Ahí estaban, sentados. El sordo con su acordeón y el gangoso abrazando la guitarra. Día de lluvia en la colonia 10 de mayo. Habían sido recogidos en el centro camionero, frente a La faja de oro.
Pero ya estaban cansados. Una tocada previa de cuatro horas los tenía empapados y con manos y brazos entumidos. De nada les valió suplicar ni insistir en que estaban exhaustos.
Es un ratito nada más. Si acaso una hora y ya.
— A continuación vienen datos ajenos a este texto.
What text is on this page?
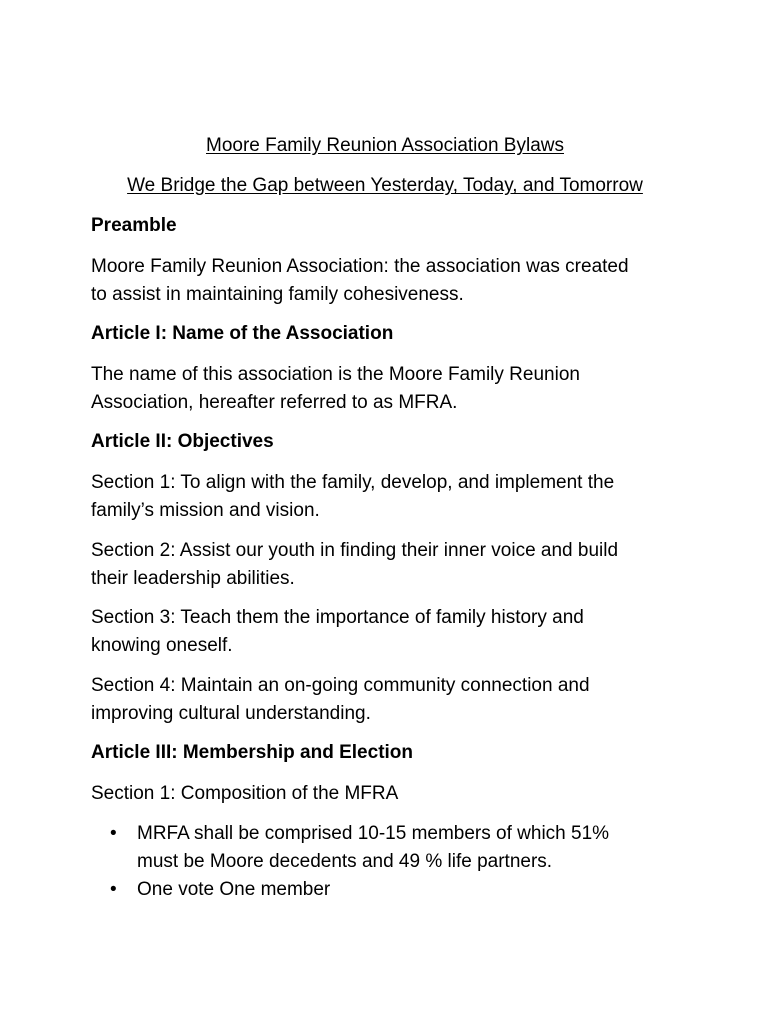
Moore Family Reunion Association Bylaws

We Bridge the Gap between Yesterday, Today, and Tomorrow

Preamble

Moore Family Reunion Association: the association was created

to assist in maintaining family cohesiveness.

Article I: Name of the Association

The name of this association is the Moore Family Reunion

Association, hereafter referred to as MFRA.

Article II: Objectives

Section 1: To align with the family, develop, and implement the

family’s mission and vision.

Section 2: Assist our youth in finding their inner voice and build

their leadership abilities.

Section 3: Teach them the importance of family history and

knowing oneself.

Section 4: Maintain an on-going community connection and

improving cultural understanding.

Article III: Membership and Election

Section 1: Composition of the MFRA

•	MRFA shall be comprised 10-15 members of which 51%
must be Moore decedents and 49 % life partners.
•	One vote One member
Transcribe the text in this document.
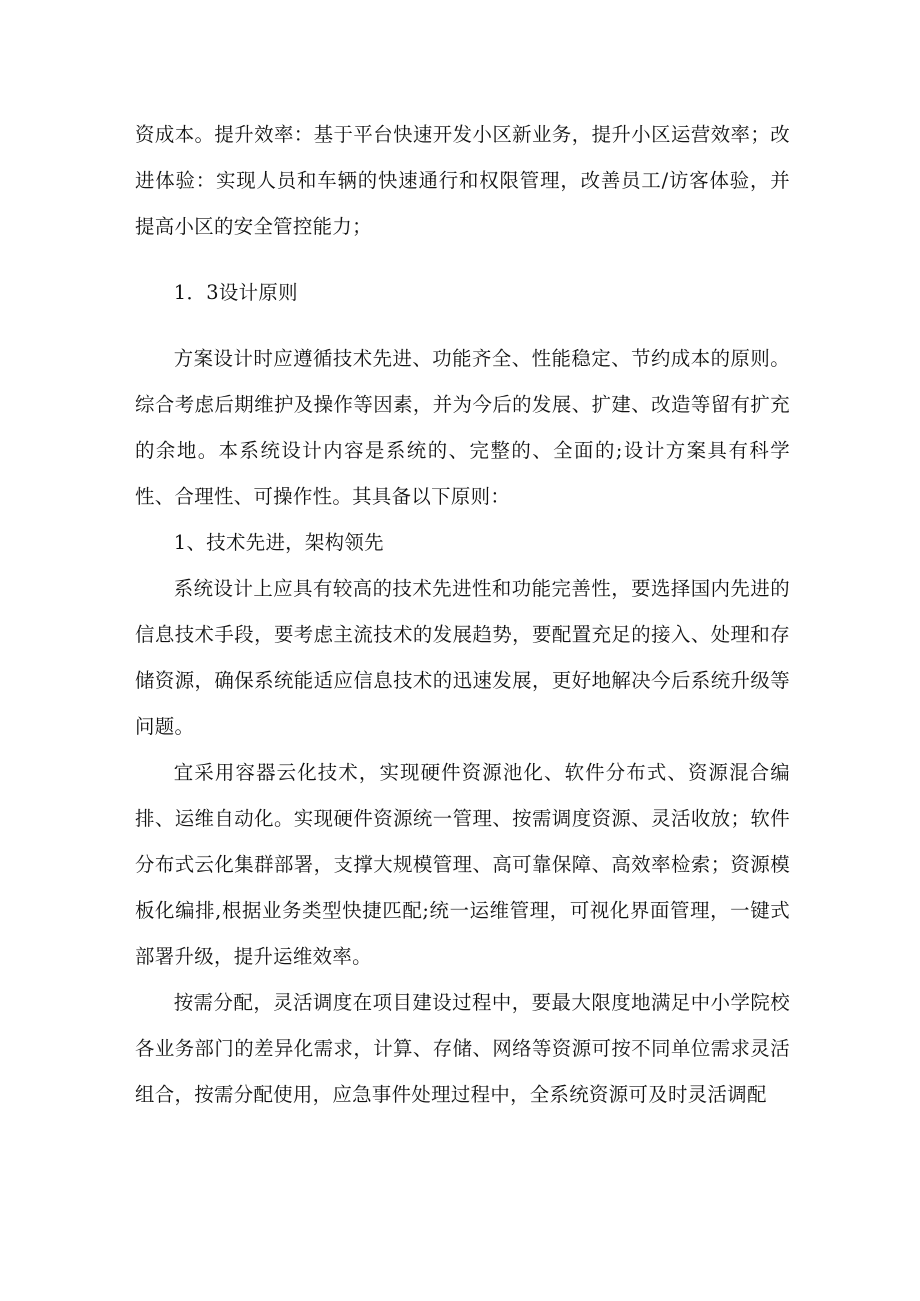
资成本。提升效率：基于平台快速开发小区新业务，提升小区运营效率；改进体验：实现人员和车辆的快速通行和权限管理，改善员工/访客体验，并提高小区的安全管控能力；

1．3设计原则

方案设计时应遵循技术先进、功能齐全、性能稳定、节约成本的原则。综合考虑后期维护及操作等因素，并为今后的发展、扩建、改造等留有扩充的余地。本系统设计内容是系统的、完整的、全面的;设计方案具有科学性、合理性、可操作性。其具备以下原则：

1、技术先进，架构领先

系统设计上应具有较高的技术先进性和功能完善性，要选择国内先进的信息技术手段，要考虑主流技术的发展趋势，要配置充足的接入、处理和存储资源，确保系统能适应信息技术的迅速发展，更好地解决今后系统升级等问题。

宜采用容器云化技术，实现硬件资源池化、软件分布式、资源混合编排、运维自动化。实现硬件资源统一管理、按需调度资源、灵活收放；软件分布式云化集群部署，支撑大规模管理、高可靠保障、高效率检索；资源模板化编排,根据业务类型快捷匹配;统一运维管理，可视化界面管理，一键式部署升级，提升运维效率。

按需分配，灵活调度在项目建设过程中，要最大限度地满足中小学院校各业务部门的差异化需求，计算、存储、网络等资源可按不同单位需求灵活组合，按需分配使用，应急事件处理过程中，全系统资源可及时灵活调配
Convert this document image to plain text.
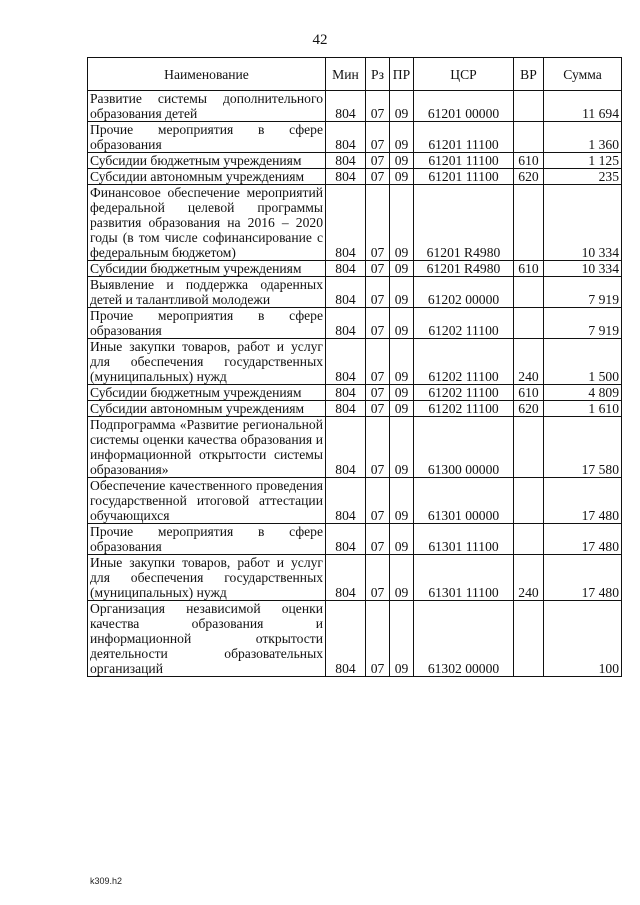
42
Наименование	Мин	Рз	ПР	ЦСР	ВР	Сумма
Развитие системы дополнительного образования детей	804	07	09	61201 00000		11 694
Прочие мероприятия в сфере образования	804	07	09	61201 11100		1 360
Субсидии бюджетным учреждениям	804	07	09	61201 11100	610	1 125
Субсидии автономным учреждениям	804	07	09	61201 11100	620	235
Финансовое обеспечение мероприятий федеральной целевой программы развития образования на 2016 – 2020 годы (в том числе софинансирование с федеральным бюджетом)	804	07	09	61201 R4980		10 334
Субсидии бюджетным учреждениям	804	07	09	61201 R4980	610	10 334
Выявление и поддержка одаренных детей и талантливой молодежи	804	07	09	61202 00000		7 919
Прочие мероприятия в сфере образования	804	07	09	61202 11100		7 919
Иные закупки товаров, работ и услуг для обеспечения государственных (муниципальных) нужд	804	07	09	61202 11100	240	1 500
Субсидии бюджетным учреждениям	804	07	09	61202 11100	610	4 809
Субсидии автономным учреждениям	804	07	09	61202 11100	620	1 610
Подпрограмма «Развитие региональной системы оценки качества образования и информационной открытости системы образования»	804	07	09	61300 00000		17 580
Обеспечение качественного проведения государственной итоговой аттестации обучающихся	804	07	09	61301 00000		17 480
Прочие мероприятия в сфере образования	804	07	09	61301 11100		17 480
Иные закупки товаров, работ и услуг для обеспечения государственных (муниципальных) нужд	804	07	09	61301 11100	240	17 480
Организация независимой оценки качества образования и информационной открытости деятельности образовательных организаций	804	07	09	61302 00000		100
k309.h2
Y de repente estaban frente a dos hermanos y la madre de éstos. Se aventaron La casita de paja y Flor de capomo. Y otras más. Hasta que empezaron a protestar.
¡Do be la tsé! Y el otro lo secundaba con gritos y monosílabos: ¡¿Queeé?! Pronto éstas se convirtieron en sus respuestas favoritas. Luego insistían en el cansancio. Así fue, una tras otra, ante cualquier petición de canción.
Hasta que les dieron tregua. Y les sirvieron cerveza y de comer. Los botes vacíos de tecate ya hacían montoncito en los pies de ambos. Después les llegaron unos burritos de machaca, queso fresco y carne asada.
Los dos anfitriones querían adular a su madre. Pero aquellos músicos eran unos aguafiestas. Por eso la tregua: que agarren viada estos cabrones. Y nomás terminan que vuelvan a tocar.
Pero fueron cuatro canciones más. Volvieron a renegar. ¡Do-be-la-tsé! Y el sordo repitiendo el ¡qué! a gritos. Le agregaron los pleitos entre ellos y las canciones a medio terminar: que los tonos, que la letra, que desafinado.
Hasta que le colmaron la paciencia. Se levantó del sillón individual que ocupaba. Desde ahí había cantado y gritado durante esa breve velada. Ahora, él, que era quién iba a pagar, tenía que ajustar a los músicos.
Mira, cabrón. Te voy a pagar y bien. Y ahora te quieres hacer el listo. El aludido se le quedó viendo mientras el joven le aplastaba el hombro con el dedo índice. ¡¿Queeé?! le contestó, a manera de burla. Que no se hagan pendejos y empiecen a tocar o se los lleva la chingada. ¡Do te tedgo biedo!, terció el de la guitarra.
¡Ah!, con que no me tienes miedo, cabrón. Pérame tantito. Salió de la sala agrandando sus pasos y volvió con un cuerno de chivo. Cortó cartucho. Y le volvió a preguntar si le tenía miedo. ¡Do!, ¡Do te tedgo biedo!
Entonces miró a su madre, sentada en una esquinita y con una sonrisa ínfima, que le decía no con la cabeza. Y su hermano en el otro lado. Serio. Fue él quien se levantó.
Llegó hasta ellos y se quedó ahí, mirándolos. Con sus brazos largos y esos dedos como pinzas. Atrapó la clavícula del gangoso con esas llaves estinsol. ¿Y a mí no me tienes miedo?
El dolor era insoportable. La mirada también. ¡Ts-s-s-í!, ¡A ti t-s-s-í! Y lo soltó. Pero ya la fiesta se había perdido. Cinco canciones más. Eran las dos de la mañana. La lluvia arreciaba.
En la camioneta negra los fueron a dejar. Pidieron que les dieran chansa de irse en la cabina. El patrón les dijo que a la chingada para atrás.
Patinó adrede sobre el pavimento. Aprovechó curvas para zangolotearlos. De esquina a esquina, deslizando sus nalgas sobre la caja. Y en medio de la lluvia, a tres cuadras, saltaron. No se detuvo. Ni ellos tampoco.
Artículo publicado el 12 de junio de 2022 en la edición 1011 del semanario Ríodoce.